"To rozgrzewa moje serce, daje mi wiele radości. Zawsze starałem się dawać z siebie wszystko na boisku: dla fanów, dla mojej rodziny, dla kolegów z drużyny, dla klubu. To było cudowne pięć lat" - powiedział 32-letni Francuz-Algierczyk, wyraźnie wzruszony sympatią, jaką wciąż darzą go kibice Betisu.
Fekir nie ukrywa, że nadal śledzi mecze Betisu, kiedy tylko może: "Mam wiele sympatii do Betisu i śledzę ich mecze. Wiesz, w Betisie zawsze coś się dzieje. To drużyna, która lubi grać, ma dobrego trenera i bardzo utalentowanych zawodników. To była przyjemność tam grać, moja rodzina była bardzo szczęśliwa w Sewilli i to zostanie ze mną na całe życie".

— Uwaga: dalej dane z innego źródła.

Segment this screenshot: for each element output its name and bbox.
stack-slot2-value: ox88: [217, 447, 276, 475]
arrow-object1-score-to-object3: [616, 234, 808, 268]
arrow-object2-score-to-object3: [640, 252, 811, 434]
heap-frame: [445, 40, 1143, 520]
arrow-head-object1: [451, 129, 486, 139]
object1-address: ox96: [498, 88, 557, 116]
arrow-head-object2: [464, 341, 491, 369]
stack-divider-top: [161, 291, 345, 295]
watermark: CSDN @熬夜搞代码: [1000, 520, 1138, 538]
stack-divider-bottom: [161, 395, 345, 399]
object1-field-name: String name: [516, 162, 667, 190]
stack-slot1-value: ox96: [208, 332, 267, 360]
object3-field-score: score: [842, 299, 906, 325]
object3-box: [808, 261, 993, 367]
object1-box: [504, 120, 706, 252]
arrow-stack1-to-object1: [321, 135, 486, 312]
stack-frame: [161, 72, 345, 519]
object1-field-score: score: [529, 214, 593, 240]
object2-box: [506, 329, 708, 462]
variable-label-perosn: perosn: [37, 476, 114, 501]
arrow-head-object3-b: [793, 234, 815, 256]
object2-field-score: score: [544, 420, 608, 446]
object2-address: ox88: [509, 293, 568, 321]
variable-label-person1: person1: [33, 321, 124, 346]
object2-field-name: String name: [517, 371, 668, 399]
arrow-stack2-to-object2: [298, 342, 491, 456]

Zapytany o ewentualny powrót, Nabil Fekir pozostawił otwarte drzwi: "Może być, może być. Nie mam teraz czasu, ale pewnego dnia na pewno wrócę na Benito Villamarín, choćby jako kibic. Kiedy znajdujesz miejsce, w którym jesteś szczęśliwy, gdzie ludzie żyją futbolem na 100 procent, nie zapominasz o tym. W piłce nożnej nigdy nic nie wiadomo".